The Shift from Volume to Value
Traditional fee-for-service pays for the quantity of services. Value-based payment ties reimbursement to quality and cost outcomes. The Medicare Access and CHIP Reauthorization Act (MACRA) created the Quality Payment Program (QPP), which gives eligible clinicians two paths: MIPS or an Advanced Alternative Payment Model (APM).
The Merit-based Incentive Payment System
MIPS combines several legacy programs into one score. A clinician earns a composite score from four weighted performance categories:
| MIPS Category | What It Measures |
|---|---|
| Quality | Performance on selected clinical quality measures |
| Promoting Interoperability | Use of certified electronic health record technology and data exchange |
| Improvement Activities | Activities that improve care processes, access, and patient engagement |
| Cost | Medicare spending attributed to the clinician, derived from claims |
The composite score produces a positive, neutral, or negative payment adjustment applied to the clinician's future Medicare Part B claims. Because the Cost category is calculated from submitted claims, accurate billing directly affects a clinician's MIPS score — a reason billers must understand the program.
Advanced Alternative Payment Models
Advanced APMs require participants to bear meaningful financial risk and use certified EHR technology. Clinicians who meet participation thresholds become Qualifying APM Participants, are generally excluded from MIPS reporting, and may earn incentive payments. Advanced APMs reward groups that improve outcomes while controlling total cost.
Accountable Care Organizations
An Accountable Care Organization (ACO) is a group of providers jointly accountable for the cost and quality of care for an assigned population:
- Medicare Shared Savings Program (MSSP) — the largest ACO program; ACOs that hold spending below a benchmark while meeting quality standards share in the savings, and some tracks share in losses.
- ACO REACH (Realizing Equity, Access, and Community Health) — a model emphasizing health equity and care for underserved populations with higher levels of financial risk.
Bundled Payments
Bundled payment pays a single, predefined amount for an entire episode of care — for example, all services from a hip replacement through recovery.

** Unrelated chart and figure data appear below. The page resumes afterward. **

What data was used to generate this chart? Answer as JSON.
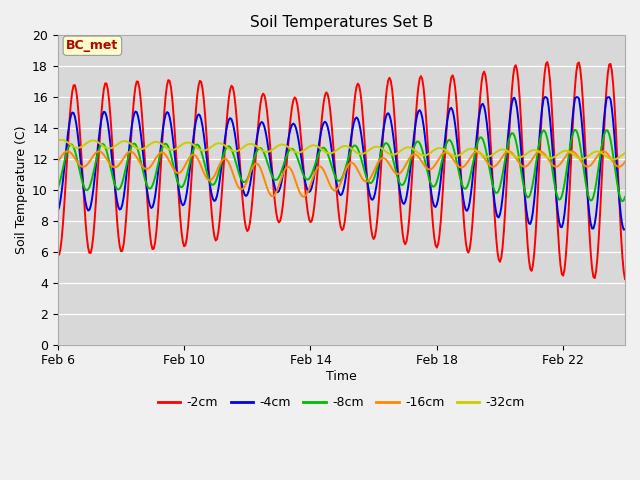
{
  "title": "Soil Temperatures Set B",
  "xlabel": "Time",
  "ylabel": "Soil Temperature (C)",
  "ylim": [
    0,
    20
  ],
  "yticks": [
    0,
    2,
    4,
    6,
    8,
    10,
    12,
    14,
    16,
    18,
    20
  ],
  "annotation": "BC_met",
  "annotation_color": "#bb0000",
  "annotation_bg": "#ffffcc",
  "annotation_border": "#999999",
  "fig_bg_color": "#f0f0f0",
  "plot_bg_color": "#d8d8d8",
  "series_colors": [
    "#ff0000",
    "#0000ee",
    "#00bb00",
    "#ff8800",
    "#cccc00"
  ],
  "series_labels": [
    "-2cm",
    "-4cm",
    "-8cm",
    "-16cm",
    "-32cm"
  ],
  "x_tick_labels": [
    "Feb 6",
    "Feb 10",
    "Feb 14",
    "Feb 18",
    "Feb 22"
  ],
  "line_width": 1.4
}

BPCI Advanced (Bundled Payments for Care Improvement Advanced) sets a target price for a clinical episode; if actual costs come in below the target with adequate quality, the participant keeps the difference, and if costs exceed it, the participant repays Medicare.
Intersection with the Readmissions Program
Value-based programs overlap with the Hospital Readmissions Reduction Program (HRRP) introduced in Section 5.2. A hospital in a bundled-payment or ACO arrangement is doubly motivated to prevent readmissions: an avoidable readmission both adds cost inside the episode or benchmark and exposes the hospital to a separate HRRP payment reduction. For billers, this means readmission and post-discharge claims must be coded and submitted precisely, because they feed both the episode cost and the quality penalties.
A solo physician participates in traditional Medicare and is scored on Quality, Promoting Interoperability, Improvement Activities, and Cost, resulting in a payment adjustment to future Part B claims. Which program is this?
A health system enters a model that sets one target price covering all services for a hip-replacement episode; staying under the target with good quality lets the system keep the difference. Which model is this?